Last month, the Sixth Circuit ruled that website operators are not liable for content provided by others (User Generated Content or UGC) because of Section 230 immunity under the Communications Decency Act in the Jones v. Dirty World Entertainment decision.
Based on the history of the CDA, that should be no surprise. However, internet lawyers were watching this case closely because a federal judge let a defamation case go to trial and this could have created a hole in the CDA defense. Alas, the court of appeals ruled the way most experts expected and the world can return to normal.
We posted about the trial court’s decision before. Last summer, a jury found TheDirty.com “encouraged the development of what is offensive” and was therefore liable for the defamatory posts about former Cincinnati Bengals cheerleader Sarah Jones. The jury awarded Jones $38,000 in actual damages and $300,000 in punitive damages.

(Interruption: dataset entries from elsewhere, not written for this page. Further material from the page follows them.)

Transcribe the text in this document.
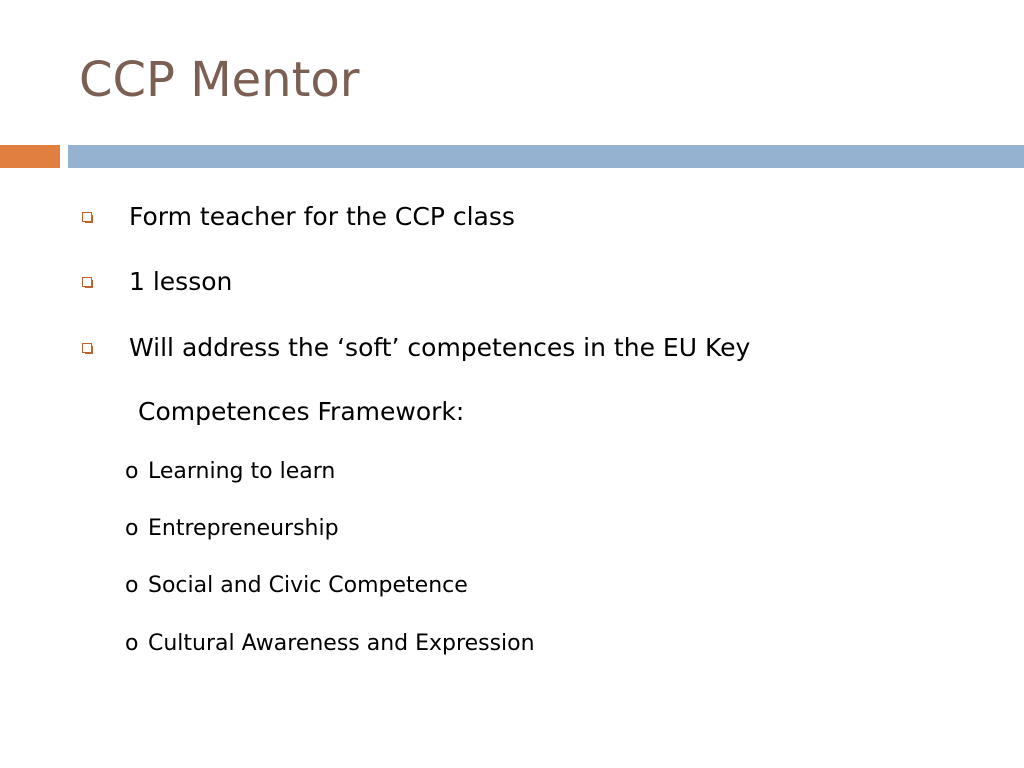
CCP Mentor
Form teacher for the CCP class
1 lesson
Will address the ‘soft’ competences in the EU Key
Competences Framework:
o Learning to learn
o Entrepreneurship
o Social and Civic Competence
o Cultural Awareness and Expression
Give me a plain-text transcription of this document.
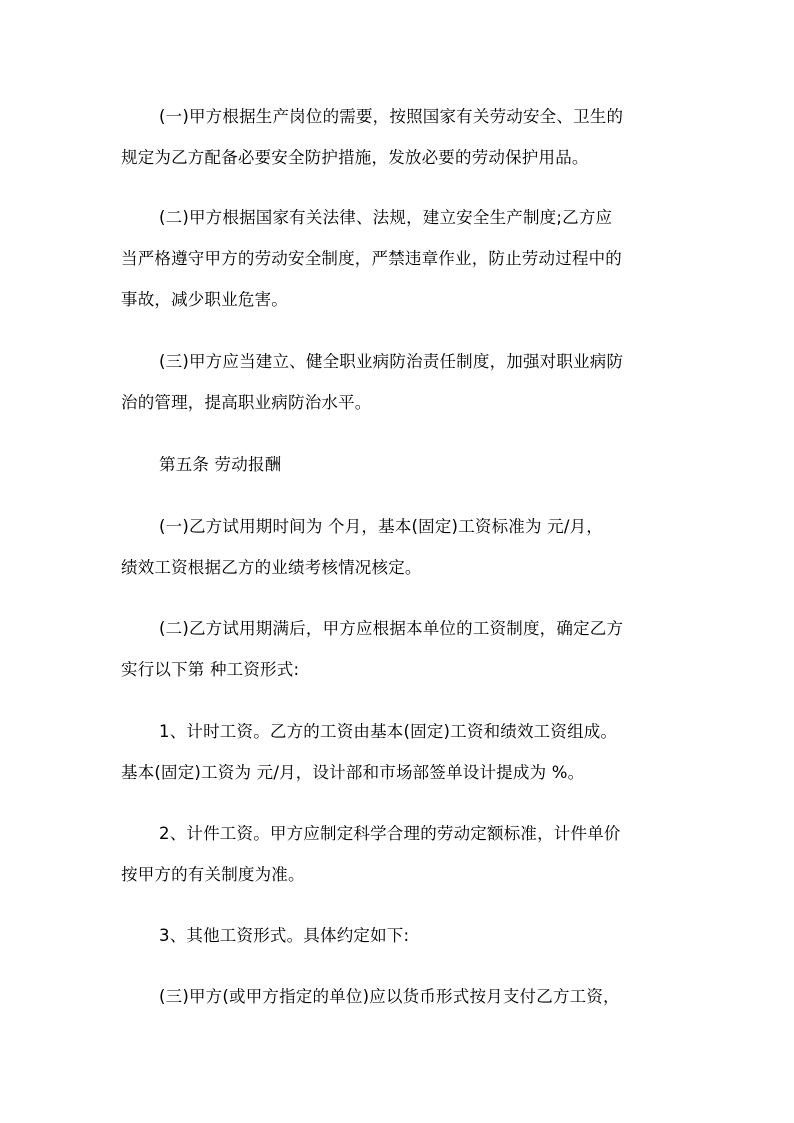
(一)甲方根据生产岗位的需要，按照国家有关劳动安全、卫生的
规定为乙方配备必要安全防护措施，发放必要的劳动保护用品。
(二)甲方根据国家有关法律、法规，建立安全生产制度;乙方应
当严格遵守甲方的劳动安全制度，严禁违章作业，防止劳动过程中的
事故，减少职业危害。
(三)甲方应当建立、健全职业病防治责任制度，加强对职业病防
治的管理，提高职业病防治水平。
第五条 劳动报酬
(一)乙方试用期时间为 个月，基本(固定)工资标准为 元/月，
绩效工资根据乙方的业绩考核情况核定。
(二)乙方试用期满后，甲方应根据本单位的工资制度，确定乙方
实行以下第 种工资形式:
1、计时工资。乙方的工资由基本(固定)工资和绩效工资组成。
基本(固定)工资为 元/月，设计部和市场部签单设计提成为 %。
2、计件工资。甲方应制定科学合理的劳动定额标准，计件单价
按甲方的有关制度为准。
3、其他工资形式。具体约定如下:
(三)甲方(或甲方指定的单位)应以货币形式按月支付乙方工资，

As a refresher, Section 230 of the CDA provides: ”[n]o provider or user of an interactive computer service shall be treated as the publisher or speaker of any information provided by another information content provider.” Because the websites are not the publisher or speaker, the sites can’t be liable for defamation. Most courts immediately dismiss website operators from defamation suits when the claim is based on UGC.
Jones sued Dirty World Entertainment Recordings which owns TheDirty.com. The site, as expected, immediately filed a motion to dismiss the complaint because the claims were based primarily on the UGC. The trial judge denied the motion arguing the defendant purposefully seeks out and encourages defamatory content. The court wrote “the very name of the site, the manner in which it is managed, and the personal comments of defendant Richie” shows that the site “specifically encouraged development of what is offensive about the content.”

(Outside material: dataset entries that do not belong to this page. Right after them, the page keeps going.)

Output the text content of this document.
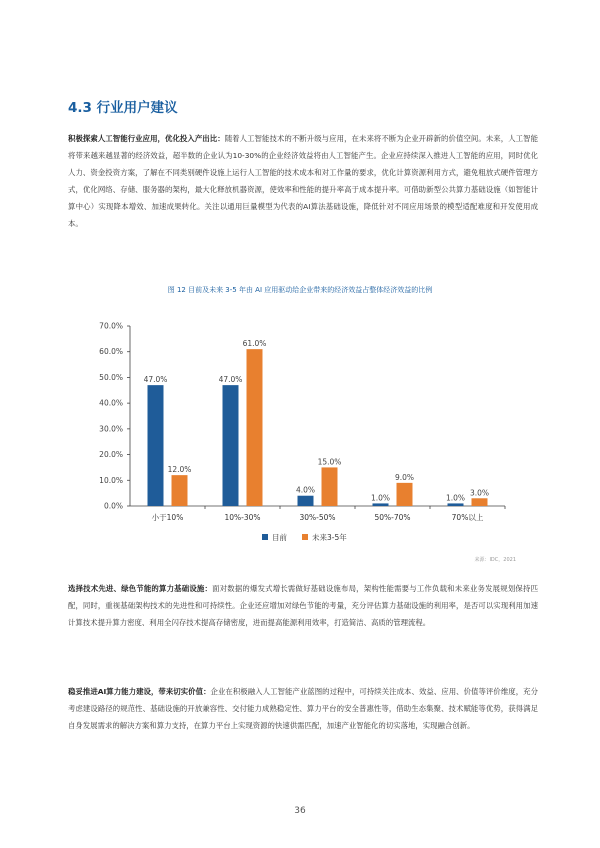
4.3 行业用户建议

积极探索人工智能行业应用，优化投入产出比：随着人工智能技术的不断升级与应用，在未来将不断为企业开辟新的价值空间。未来，人工智能将带来越来越显著的经济效益，超半数的企业认为10-30%的企业经济效益将由人工智能产生。企业应持续深入推进人工智能的应用，同时优化人力、资金投资方案，了解在不同类别硬件设施上运行人工智能的技术成本和对工作量的要求，优化计算资源利用方式，避免粗放式硬件管理方式，优化网络、存储、服务器的架构，最大化释放机器资源，使效率和性能的提升率高于成本提升率。可借助新型公共算力基础设施（如智能计算中心）实现降本增效、加速成果转化。关注以通用巨量模型为代表的AI算法基础设施，降低针对不同应用场景的模型适配难度和开发使用成本。

图 12 目前及未来 3-5 年由 AI 应用驱动给企业带来的经济效益占整体经济效益的比例
0.0%
10.0%
20.0%
30.0%
40.0%
50.0%
60.0%
70.0%
47.0%
12.0%
小于10%
47.0%
61.0%
10%-30%
4.0%
15.0%
30%-50%
1.0%
9.0%
50%-70%
1.0%
3.0%
70%以上
目前	未来3-5年
来源：IDC，2021

选择技术先进、绿色节能的算力基础设施：面对数据的爆发式增长需做好基础设施布局，架构性能需要与工作负载和未来业务发展规划保持匹配，同时，重视基础架构技术的先进性和可持续性。企业还应增加对绿色节能的考量，充分评估算力基础设施的利用率，是否可以实现利用加速计算技术提升算力密度、利用全闪存技术提高存储密度，进而提高能源利用效率，打造简洁、高质的管理流程。

稳妥推进AI算力能力建设，带来切实价值：企业在积极融入人工智能产业蓝图的过程中，可持续关注成本、效益、应用、价值等评价维度，充分考虑建设路径的规范性、基础设施的开放兼容性、交付能力成熟稳定性、算力平台的安全普惠性等，借助生态集聚、技术赋能等优势，获得满足自身发展需求的解决方案和算力支持，在算力平台上实现资源的快速供需匹配，加速产业智能化的切实落地，实现融合创新。

36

The court of appeals said the trial court erred when it held The Dirty was the “creator” or “developer” of the offensive content and when the trial court allowed a “encouragement test” that would cause a website to lose the CDA immunity.
The Sixth Circuit instead implemented the more accepted material contribution test requiring evidence the website operator was “responsible, in whole or in part, for the creation or development” of the defamatory content. Based on this test, the appellate court found the website did not “author” the statements, pay for the content and did not require defamatory content to use the site. The court also confirmed there was no liability for selecting the content or refusing to edit the content.
What does it mean?
The CDA has been a very effective tool for website operators. Imagine if Facebook or YouTube could be sued for defamation. Those sites would not exist. With the good, comes the like of The Dirty. There is an old saying that “bad facts make bad law.” That almost happened in this case. TheDirty.com asks people to “submit dirt.” The submission form has entries for the “dirt,” and provides a link to upload photographs. More reputable websites, don’t have this feature. But, if The Dirty is protected, then you should have no worries that your more mainstream site will also be protected. If there is going to be any changes to allow for liability for those who “encourage” defamation, the change will have to come from the state house and not the court house.